The conversation commenced, and the harsh jabber which they carried on was very interesting to the rest of the party.

“Bless me; you’d think the Greek was talking in his own tongue,” remarked Sir Arthur. “Reminds me of our old Greek professor at Balliol College, Oxford. He loved the language of the Athenians so much that he hated to use the English tongue at all. Worst of it was he expected all of us to be as fluent as himself. Made us all talk Greek in the class-room. I’ll never forget how we got even with him. Lord Somebody or other—I can’t recall the name now, but it was some celebrated man—visited the college. I don’t suppose he knew Greek from Hottentot, but we made the professor believe it was a famous Greek scholar who was coming, one who had been making excavations on the site of old Troy during the past four years, and who, strangely enough, was then in England and expected on a visit to Oxford. The professor prepared an elaborate address in pure Greek, and when the visitor entered the class-room he delivered it in the most eloquent manner.
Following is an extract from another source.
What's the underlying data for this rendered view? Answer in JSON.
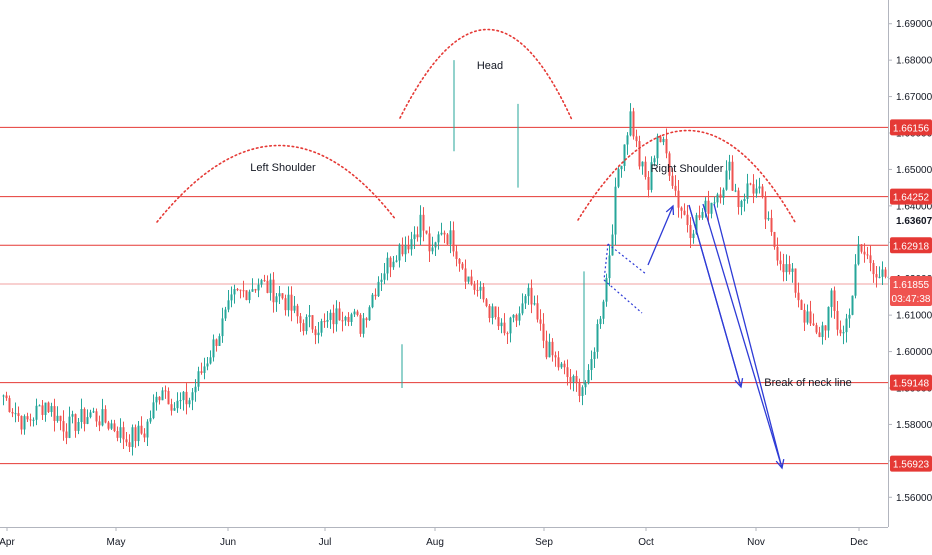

“‘What’s that fool talking about?’ asked the visitor.

“‘Oh,’ says young Ormsby, who was sitting near me, ‘he’s lecturing the class on “Political Economy in Ancient Athens.” He’ll be through in a moment and able to receive you.’

“The visitor left the room highly insulted, and the professor, when he discovered the truth a day or two later, nearly took apoplexy.”

As the laughter that greeted this little reminiscence of Sir Arthur’s ceased, Canaris finished his conversation with Bildad.

“It is difficult to converse with him,” he reported, “but from what I can learn he dived from the very embrace of the serpent, and succeeded in swimming to the other canoe, which he had turned adrift only a moment or two before. Without paddles or food he floated behind us into the lake.”

“It’s a miracle that he escaped the serpents,” said the coionel, “floating about on the lake all the time.”

“But how did he know anything about the entrance to the river?” exclaimed Guy. “Did you ask him that, Canaris?”

“Yes,” said the Greek. “He says he discovered it himself a year or two ago just as the old Englishman must have done.”